It was one of the most contentious items in last year’s Evansville city budget, and it was brought back to life Monday in Council chambers.
First responders keep fighting for higher wages, as Police and Fire leaders say hiked health care costs, passed by the city last year, is sucking their wallets dry. They say the decision blindsided them and now six months later they’re still looking for a solution.
Police and Fire union presidents united in front of council, calling out Mayor Lloyd Winnecke’s administration for failing to negotiate “in good faith.”
Winnecke said last year the city couldn’t afford to keep paying as much as $25 million per year on employee health care, so council passed higher premium and deductible rates under protest from the unions.
They believe higher wages should accompany higher health care costs to offset each other, but the two sides still seem far apart.
“I wish I could say it’s going to be a great outcome for both sides,” Professional Firefighters Local 357 President, Larry Zuber says, “I honestly don’t see the city’s willingness to work with their public safety officials.”
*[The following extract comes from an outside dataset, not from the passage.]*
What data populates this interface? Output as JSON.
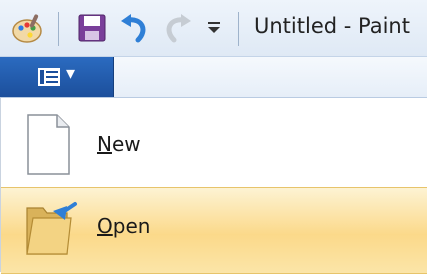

Fraternal Order of Police President, Chuck Knoll told council the Mayor has refused to negotiate; only delivering a “take it or leave it” offer.
Deputy Mayor, Steve Schaefer, in attendance at Monday’s meeting, denies that allegation.
“If you know Mayor Winnecke, he’s never not willing to sit down and talk,” Schaefer says, “He put some options on the table, absolutely, but I think there’s a certain dollar figure the city simply can’t sustain.”
Neither side could say when they believe a resolution could come.
Schaefer says the city is already working on next year’s budget.